Are you noticing odd pimples or red, itchy bumps on your skin where hair normally grows? You may have a condition known as folliculitis. Folliculitis is an infection of the hair follicle. Untreated, infected hair follicles can cause infections to occur in the blood or even internal organs. A visit to the doctor will diagnose the type of folliculitis you have so you can begin treatment right away.
Some forms of folliculitis are caused by a bacterial infection of the hair follicle. Staphylococcus, more commonly known simply as staph, is the most common type of bacterial infection that causes folliculitis. Staph occurs naturally on the body. When it infects a hair follicle and rapidly reproduces, it can produce pimple-like bumps at the hair follicle. It is most commonly treated with an antibiotic.
A fungal infection of a hair follicle can also produce folliculitis. Hair follicles that are infected with a fungus can be red, itchy and bumpy. Sometimes, the bump will form a white head, giving it the appearance of a pimple. The most common form of hair follicle fungal infection is caused by keratinophilic fungi and it mostly affects men or teens who are shaving. This condition is called tinea barbae and can be treated with an antifungal medication.
Shaving can create an environment for both bacterial and fungal folliculitis. However, it can also cause pseudofolliculitis, more commonly called ingrown hairs. When the shaft of a hair is shaved off below the surface of the skin, the hair follicle can become blocked by dead skin cells or natural skin oils combined with dirt. This makes it difficult for the hair to surface, resulting in a hair that curls back on itself or grows sideways.

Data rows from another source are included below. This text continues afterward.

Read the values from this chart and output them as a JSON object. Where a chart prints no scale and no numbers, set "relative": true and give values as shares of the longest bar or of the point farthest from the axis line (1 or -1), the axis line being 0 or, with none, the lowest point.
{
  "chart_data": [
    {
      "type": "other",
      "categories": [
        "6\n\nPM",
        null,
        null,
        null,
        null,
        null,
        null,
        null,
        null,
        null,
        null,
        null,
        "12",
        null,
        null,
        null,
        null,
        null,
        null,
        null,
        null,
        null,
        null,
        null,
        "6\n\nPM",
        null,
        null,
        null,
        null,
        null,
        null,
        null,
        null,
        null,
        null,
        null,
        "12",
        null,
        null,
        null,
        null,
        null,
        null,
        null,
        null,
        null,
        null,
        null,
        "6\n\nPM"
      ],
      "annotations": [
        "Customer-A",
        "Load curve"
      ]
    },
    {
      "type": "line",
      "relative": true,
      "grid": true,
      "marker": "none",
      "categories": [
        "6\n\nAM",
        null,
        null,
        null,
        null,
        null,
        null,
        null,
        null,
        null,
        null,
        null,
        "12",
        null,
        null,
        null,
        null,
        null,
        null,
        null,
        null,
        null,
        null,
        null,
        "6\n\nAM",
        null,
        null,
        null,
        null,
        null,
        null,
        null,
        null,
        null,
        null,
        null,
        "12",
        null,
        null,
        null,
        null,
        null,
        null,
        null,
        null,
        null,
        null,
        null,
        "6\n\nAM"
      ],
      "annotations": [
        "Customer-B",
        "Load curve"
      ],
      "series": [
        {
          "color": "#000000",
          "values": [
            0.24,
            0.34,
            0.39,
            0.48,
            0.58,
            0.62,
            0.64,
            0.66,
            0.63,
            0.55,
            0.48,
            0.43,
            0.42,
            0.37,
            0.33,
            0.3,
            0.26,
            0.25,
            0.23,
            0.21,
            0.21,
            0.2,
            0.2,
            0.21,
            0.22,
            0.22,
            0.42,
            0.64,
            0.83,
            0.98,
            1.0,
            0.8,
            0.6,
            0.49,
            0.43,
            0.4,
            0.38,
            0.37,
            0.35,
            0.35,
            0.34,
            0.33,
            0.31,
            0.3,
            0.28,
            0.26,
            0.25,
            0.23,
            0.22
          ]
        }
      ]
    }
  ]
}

Clothing that is too tight can cause folliculitis to develop because of friction and excessive sweating. Friction can cause dead skin cells to block the hair follicle. Sweating, combined with dirt, oils or skin cells, can created a plug that prevents a hair from being able to grow beyond the surface of the skin. This can cause pseudofolliculitis, bacterial folliculitis or fungal folliculitis.

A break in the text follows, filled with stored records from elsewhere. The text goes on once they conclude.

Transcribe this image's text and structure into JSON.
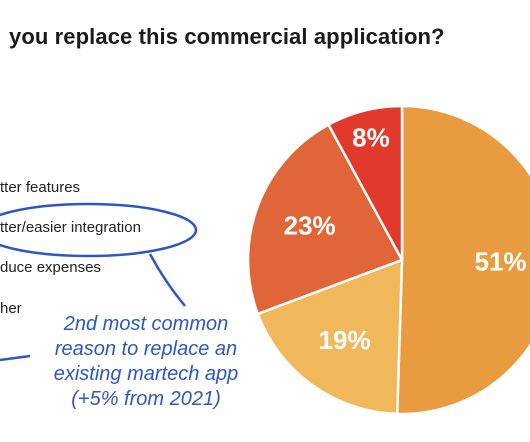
{
  "chart_data": {
    "type": "pie",
    "title": "you replace this commercial application?",
    "legend": [
      "tter features",
      "tter/easier integration",
      "duce expenses",
      "her"
    ],
    "slices": [
      {
        "label": "51%",
        "value": 51,
        "color": "#e89c3f"
      },
      {
        "label": "19%",
        "value": 19,
        "color": "#f0b85b"
      },
      {
        "label": "23%",
        "value": 23,
        "color": "#e0663a"
      },
      {
        "label": "8%",
        "value": 8,
        "color": "#e13a2c"
      }
    ],
    "annotation": [
      "2nd most common",
      "reason to replace an",
      "existing martech app",
      "(+5% from 2021)"
    ]
  },
  "colors": {
    "annotation": "#2f56c7",
    "slice_label": "#ffffff"
  }
}
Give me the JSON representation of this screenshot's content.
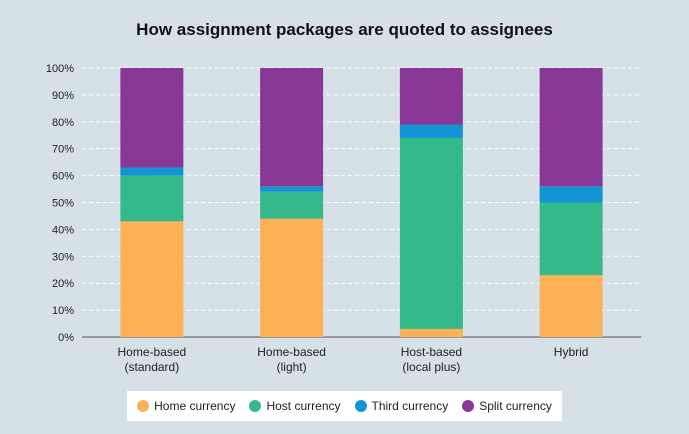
{
  "chart_data": {
    "type": "bar",
    "stacked": true,
    "title": "How assignment packages are quoted to assignees",
    "categories": [
      [
        "Home-based",
        "(standard)"
      ],
      [
        "Home-based",
        "(light)"
      ],
      [
        "Host-based",
        "(local plus)"
      ],
      [
        "Hybrid"
      ]
    ],
    "series": [
      {
        "name": "Home currency",
        "color": "#fcb157",
        "values": [
          43,
          44,
          3,
          23
        ]
      },
      {
        "name": "Host currency",
        "color": "#36b98a",
        "values": [
          17,
          10,
          71,
          27
        ]
      },
      {
        "name": "Third currency",
        "color": "#1394d4",
        "values": [
          3,
          2,
          5,
          6
        ]
      },
      {
        "name": "Split currency",
        "color": "#8a3896",
        "values": [
          37,
          44,
          21,
          44
        ]
      }
    ],
    "yticks": [
      "0%",
      "10%",
      "20%",
      "30%",
      "40%",
      "50%",
      "60%",
      "70%",
      "80%",
      "90%",
      "100%"
    ],
    "ylim": [
      0,
      100
    ],
    "grid": true,
    "legend": "bottom"
  }
}
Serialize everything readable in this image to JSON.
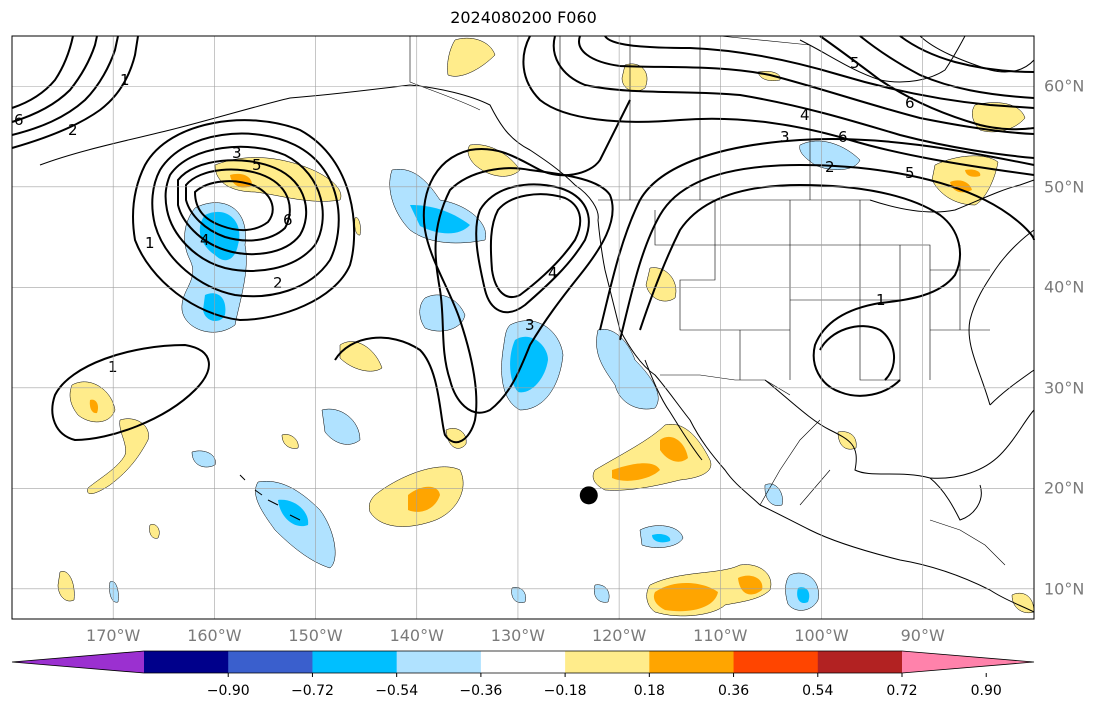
{
  "title": "2024080200 F060",
  "map": {
    "projection": "PlateCarree",
    "extent": {
      "lon_min": -180,
      "lon_max": -79,
      "lat_min": 7,
      "lat_max": 65
    },
    "gridlines": true,
    "lon_labels": [
      {
        "lon": -170,
        "label": "170°W"
      },
      {
        "lon": -160,
        "label": "160°W"
      },
      {
        "lon": -150,
        "label": "150°W"
      },
      {
        "lon": -140,
        "label": "140°W"
      },
      {
        "lon": -130,
        "label": "130°W"
      },
      {
        "lon": -120,
        "label": "120°W"
      },
      {
        "lon": -110,
        "label": "110°W"
      },
      {
        "lon": -100,
        "label": "100°W"
      },
      {
        "lon": -90,
        "label": "90°W"
      }
    ],
    "lat_labels": [
      {
        "lat": 60,
        "label": "60°N"
      },
      {
        "lat": 50,
        "label": "50°N"
      },
      {
        "lat": 40,
        "label": "40°N"
      },
      {
        "lat": 30,
        "label": "30°N"
      },
      {
        "lat": 20,
        "label": "20°N"
      },
      {
        "lat": 10,
        "label": "10°N"
      }
    ],
    "marker": {
      "lon": -123,
      "lat": 19.3
    },
    "contour_labels": [
      "1",
      "2",
      "3",
      "4",
      "5",
      "6"
    ]
  },
  "colorbar": {
    "colors": [
      "#9b30d0",
      "#00008b",
      "#3a5fcd",
      "#00bfff",
      "#b0e2ff",
      "#ffffff",
      "#ffec8b",
      "#ffa500",
      "#ff4500",
      "#b22222",
      "#ff82ab"
    ],
    "ticks": [
      "−0.90",
      "−0.72",
      "−0.54",
      "−0.36",
      "−0.18",
      "0.18",
      "0.36",
      "0.54",
      "0.72",
      "0.90"
    ]
  },
  "colors": {
    "positive_light": "#ffec8b",
    "positive_mid": "#ffa500",
    "negative_light": "#b0e2ff",
    "negative_mid": "#00bfff",
    "land_outline": "#000000",
    "grid": "#a0a0a0"
  }
}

A person who does not bathe regularly or thoroughly may be more prone to bacterial or fungal folliculitis. While bacteria and fungi occur naturally on every person's skin, normal bathing and beneficial bacteria usually keep the harmful bacteria and fungi in check. Poor hygiene can create conditions that allow the harmful bacteria and fungi to rapidly reproduce, causing folliculitis or other skin infections.